Since clustering of the data does appear to exist, the Ripley’s K function was used to look at the distance, not only to the nearest neighbor, but to all other nearby neighboring features to determine a clustering index. Like the General G analysis, multiple runs were performed for 10 distance bands using a starting distance from the high/low clustering tool (200 ft) and incrementing the analysis by increasing the size of each band, or ring, by 100 feet. Using the call priority ranking as a weight influences the results. The Boundary Correction Method was set to None, since features exist outside the study area that can be used in the measurements. The Study Area Method selected used the Minimum Enclosing Rectangle option. This analysis was run using a confidence envelope. Ninety-nine permutations were selected as the option for this envelope to be created in order to check a larger sample of the random data. From this, a table of results including K indices was added to the ArcMap table of contents. A field was added to the table to find the difference between the observed K indices and the upper limit of the confidence envelope. A graph was then created showing each difference on the Y-axis versus the expected K values on the X-axis. The highest peak from this graph represents the point of most clustering.
The Ripley’s K Function, or multi-distance clustering, is a refined method of clustering by location. As with the Average Nearest Neighbor method, the results indicate a high degree of clustering, but at a distance of approximately 500 feet.
To calculate the density of service calls for the Global Moran’s I analysis, polygons or a grid must be created and spatially joined with the data. To address Battalion 2’s concern, a 200 x 200 ft grid was created, joined, and queried for grid blocks with at least one service call. The Spatial Statistics, Spatial Autocorrelation tool was run with this grid as the input feature class and input field being the (call) count. The tool was run multiple times with distance bands similar to previous runs. The greatest standard deviation (Z-score) was recorded. The results showed a high likelihood that density clustering also exists. The flowchart below depicts the general process for analyzing statistical patterns.
Results
The maps below illustrate service call locations and provide statistical results for the Average Nearest Neighbor, Getis-Ord General G, Ripley's K Function, and Global Moran's I (Spatial Autocorrelation) pattern analyses, respectively. Click on the images to enlarge.
Application and Reflection
A florist might use the nearest neighbor index to determine the clustering of customers.

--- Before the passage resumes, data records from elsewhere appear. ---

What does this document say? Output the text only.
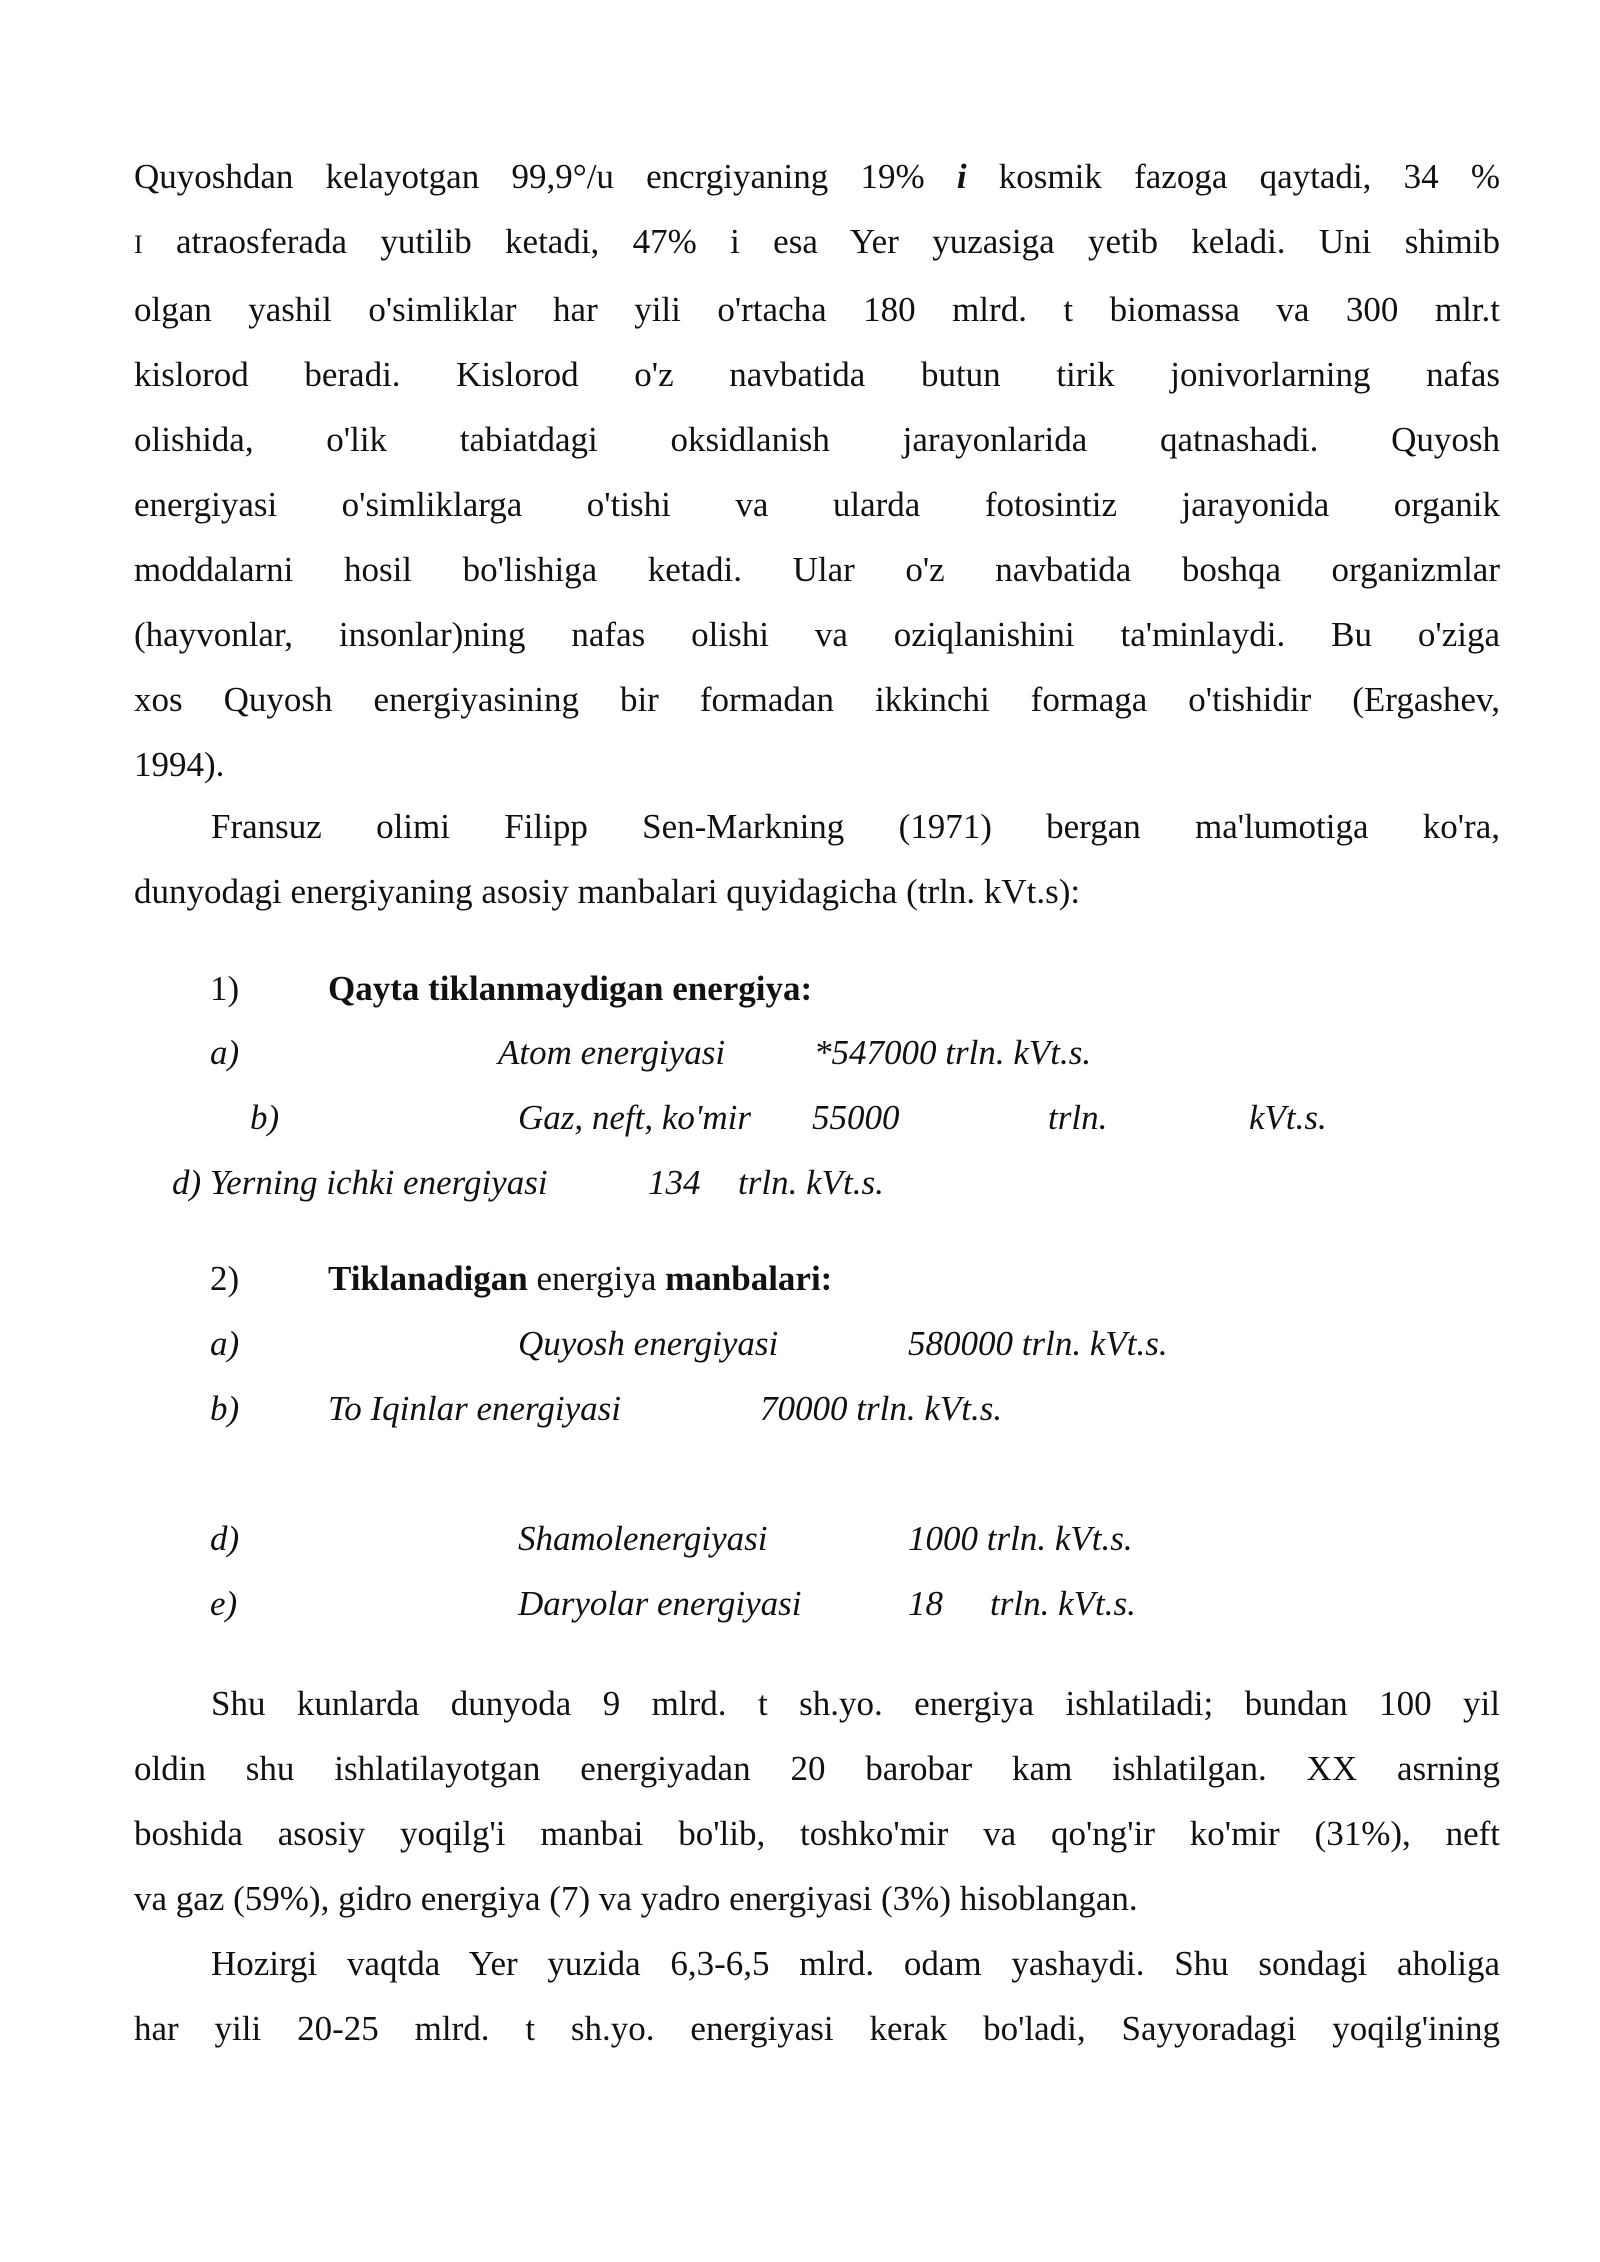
Quyoshdan kelayotgan 99,9°/u encrgiyaning 19% i kosmik fazoga qaytadi, 34 %
I atraosferada yutilib ketadi, 47% i esa Yer yuzasiga yetib keladi. Uni shimib
olgan yashil o'simliklar har yili o'rtacha 180 mlrd. t biomassa va 300 mlr.t
kislorod beradi. Kislorod o'z navbatida butun tirik jonivorlarning nafas
olishida, o'lik tabiatdagi oksidlanish jarayonlarida qatnashadi. Quyosh
energiyasi o'simliklarga o'tishi va ularda fotosintiz jarayonida organik
moddalarni hosil bo'lishiga ketadi. Ular o'z navbatida boshqa organizmlar
(hayvonlar, insonlar)ning nafas olishi va oziqlanishini ta'minlaydi. Bu o'ziga
xos Quyosh energiyasining bir formadan ikkinchi formaga o'tishidir (Ergashev,
1994).
Fransuz olimi Filipp Sen-Markning (1971) bergan ma'lumotiga ko'ra,
dunyodagi energiyaning asosiy manbalari quyidagicha (trln. kVt.s):
1)	Qayta tiklanmaydigan energiya:
a)	Atom energiyasi	*547000 trln. kVt.s.
b)	Gaz, neft, ko'mir 55000	trln.	kVt.s.
d) Yerning ichki energiyasi	134 trln. kVt.s.
2)	Tiklanadigan energiya manbalari:
a)	Quyosh energiyasi	580000 trln. kVt.s.
b)	To Iqinlar energiyasi	70000 trln. kVt.s.
d)	Shamolenergiyasi	1000 trln. kVt.s.
e)	Daryolar energiyasi	18 trln. kVt.s.
Shu kunlarda dunyoda 9 mlrd. t sh.yo. energiya ishlatiladi; bundan 100 yil
oldin shu ishlatilayotgan energiyadan 20 barobar kam ishlatilgan. XX asrning
boshida asosiy yoqilg'i manbai bo'lib, toshko'mir va qo'ng'ir ko'mir (31%), neft
va gaz (59%), gidro energiya (7) va yadro energiyasi (3%) hisoblangan.
Hozirgi vaqtda Yer yuzida 6,3-6,5 mlrd. odam yashaydi. Shu sondagi aholiga
har yili 20-25 mlrd. t sh.yo. energiyasi kerak bo'ladi, Sayyoradagi yoqilg'ining
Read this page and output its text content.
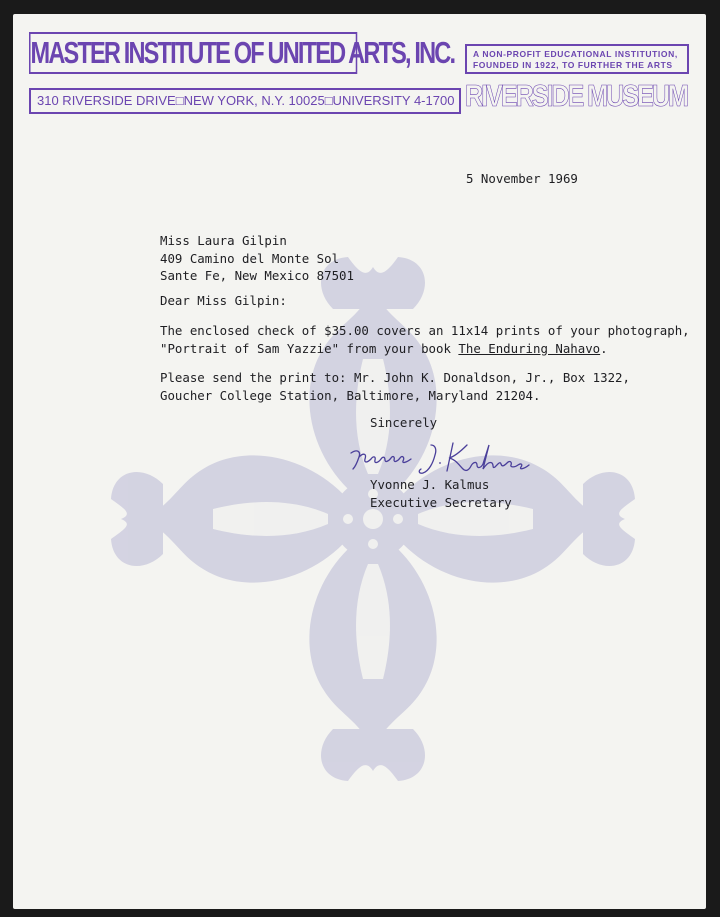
MASTER INSTITUTE OF UNITED ARTS, INC. A NON-PROFIT EDUCATIONAL INSTITUTION,
FOUNDED IN 1922, TO FURTHER THE ARTS
310 RIVERSIDE DRIVE□NEW YORK, N.Y. 10025□UNIVERSITY 4-1700 RIVERSIDE MUSEUM
5 November 1969
Miss Laura Gilpin
409 Camino del Monte Sol
Sante Fe, New Mexico 87501
Dear Miss Gilpin:
The enclosed check of $35.00 covers an 11x14 prints of your photograph,
"Portrait of Sam Yazzie" from your book The Enduring Nahavo.
Please send the print to: Mr. John K. Donaldson, Jr., Box 1322,
Goucher College Station, Baltimore, Maryland 21204.
Sincerely
Yvonne J. Kalmus
Executive Secretary
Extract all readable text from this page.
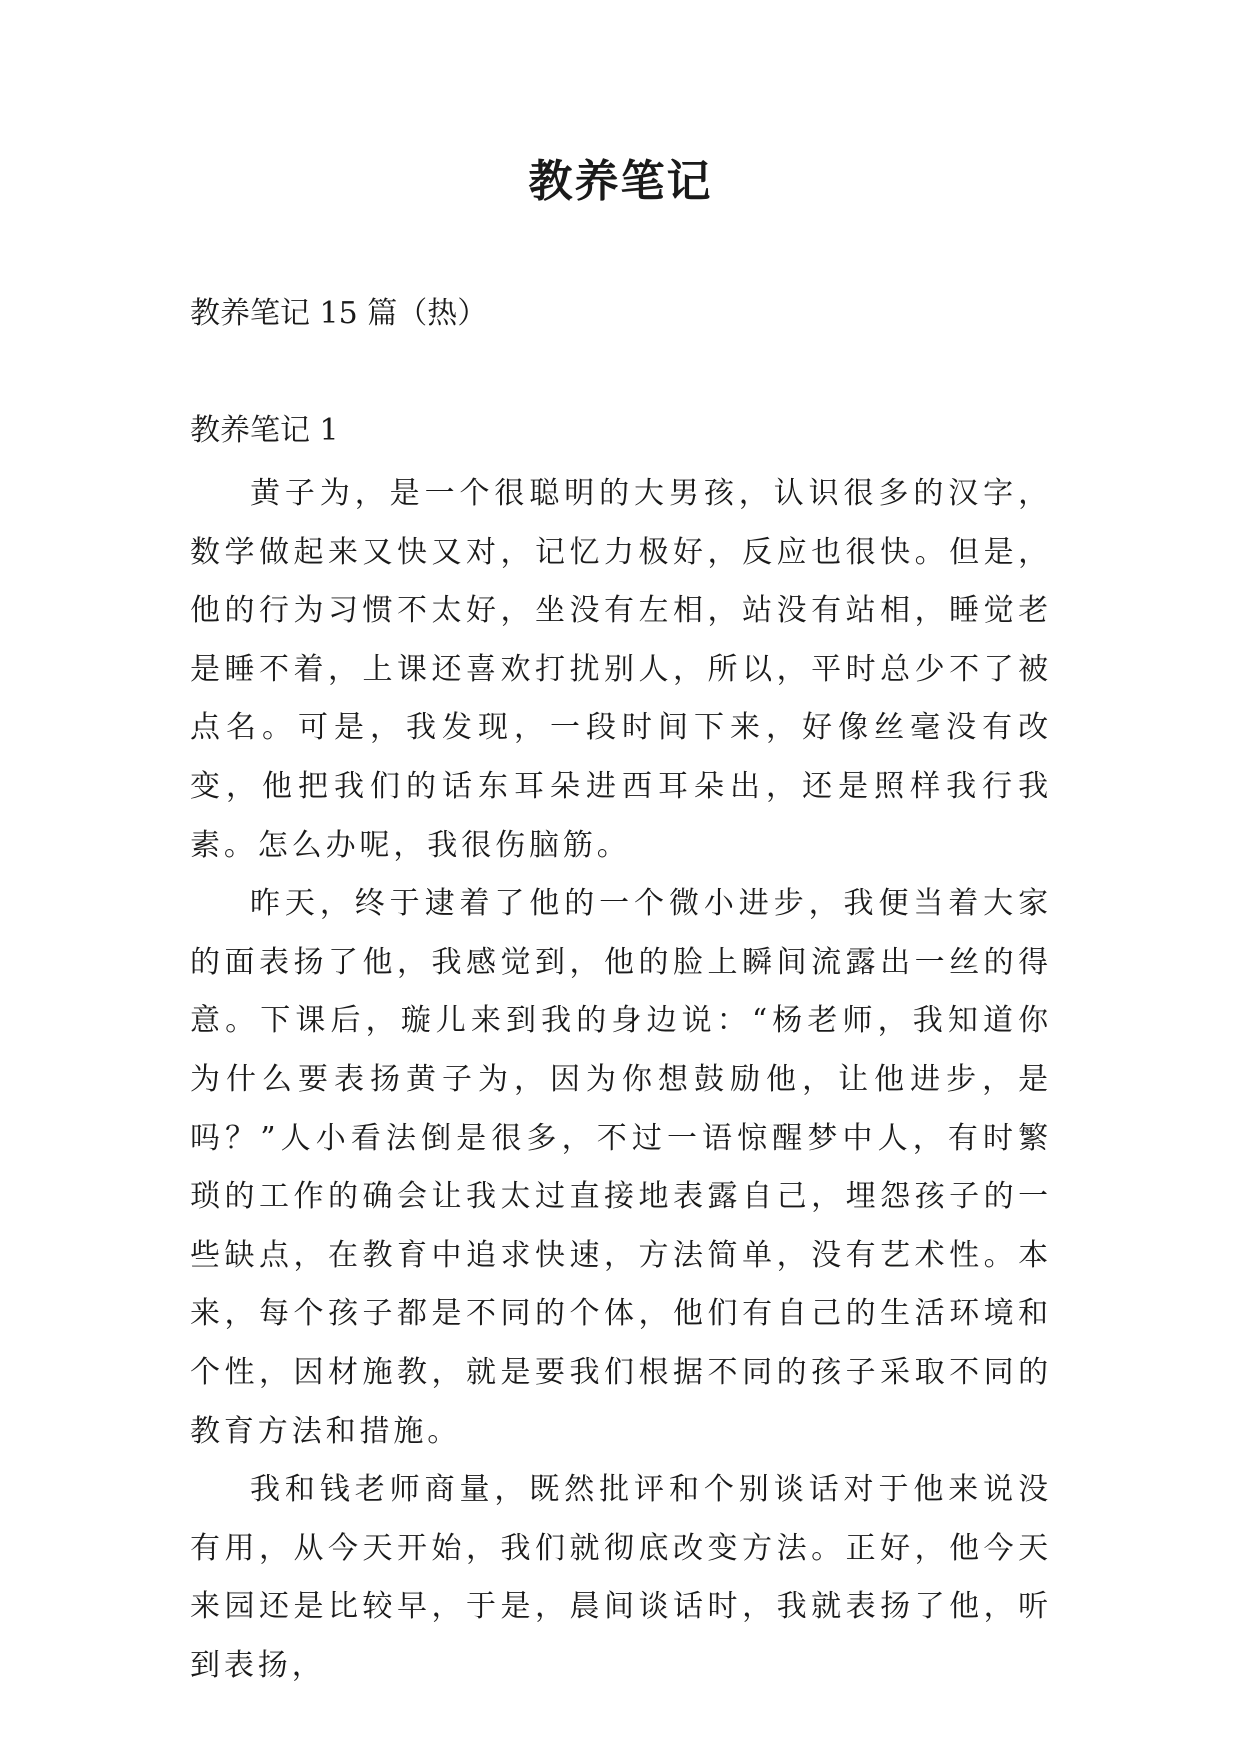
教养笔记

教养笔记 15 篇（热）

教养笔记 1

黄子为，是一个很聪明的大男孩，认识很多的汉字，数学做起来又快又对，记忆力极好，反应也很快。但是，他的行为习惯不太好，坐没有左相，站没有站相，睡觉老是睡不着，上课还喜欢打扰别人，所以，平时总少不了被点名。可是，我发现，一段时间下来，好像丝毫没有改变，他把我们的话东耳朵进西耳朵出，还是照样我行我素。怎么办呢，我很伤脑筋。

昨天，终于逮着了他的一个微小进步，我便当着大家的面表扬了他，我感觉到，他的脸上瞬间流露出一丝的得意。下课后，璇儿来到我的身边说：“杨老师，我知道你为什么要表扬黄子为，因为你想鼓励他，让他进步，是吗？”人小看法倒是很多，不过一语惊醒梦中人，有时繁琐的工作的确会让我太过直接地表露自己，埋怨孩子的一些缺点，在教育中追求快速，方法简单，没有艺术性。本来，每个孩子都是不同的个体，他们有自己的生活环境和个性，因材施教，就是要我们根据不同的孩子采取不同的教育方法和措施。

我和钱老师商量，既然批评和个别谈话对于他来说没有用，从今天开始，我们就彻底改变方法。正好，他今天来园还是比较早，于是，晨间谈话时，我就表扬了他，听到表扬，
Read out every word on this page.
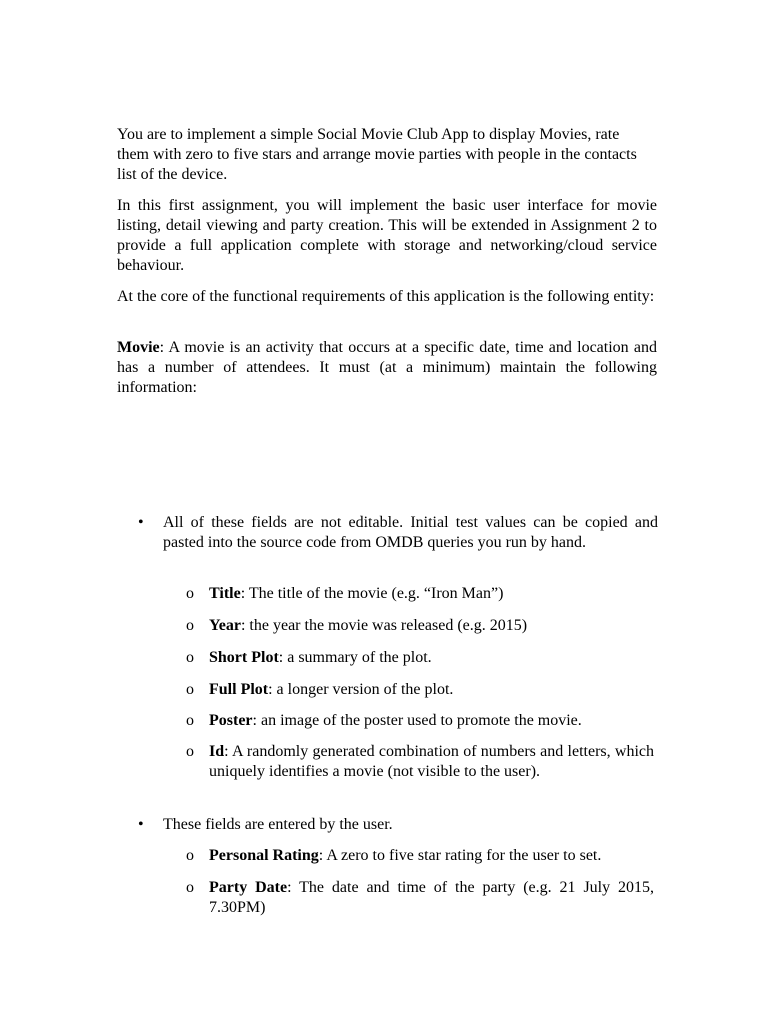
You are to implement a simple Social Movie Club App to display Movies, rate them with zero to five stars and arrange movie parties with people in the contacts list of the device.

In this first assignment, you will implement the basic user interface for movie listing, detail viewing and party creation. This will be extended in Assignment 2 to provide a full application complete with storage and networking/cloud service behaviour.

At the core of the functional requirements of this application is the following entity:

Movie: A movie is an activity that occurs at a specific date, time and location and has a number of attendees. It must (at a minimum) maintain the following information:

•	All of these fields are not editable. Initial test values can be copied and pasted into the source code from OMDB queries you run by hand.
o Title: The title of the movie (e.g. “Iron Man”)
o Year: the year the movie was released (e.g. 2015)
o Short Plot: a summary of the plot.
o Full Plot: a longer version of the plot.
o Poster: an image of the poster used to promote the movie.
o Id: A randomly generated combination of numbers and letters, which uniquely identifies a movie (not visible to the user).
•	These fields are entered by the user.
o Personal Rating: A zero to five star rating for the user to set.
o Party Date: The date and time of the party (e.g. 21 July 2015, 7.30PM)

This would identify those customers closer to each other than by chance, and possibly target these areas for deliveries. That same florist may use the General G statistic to determine the clustering of customers with the highest dollar amount of purchases in order to target these areas, or he/she may use multi-distance clustering to find customers on a more regional level for expanding the business. Analysis of statistical patterns may also give more credibility to density maps, and when used with Mapping Clusters tools, can provide better symbolized classifications.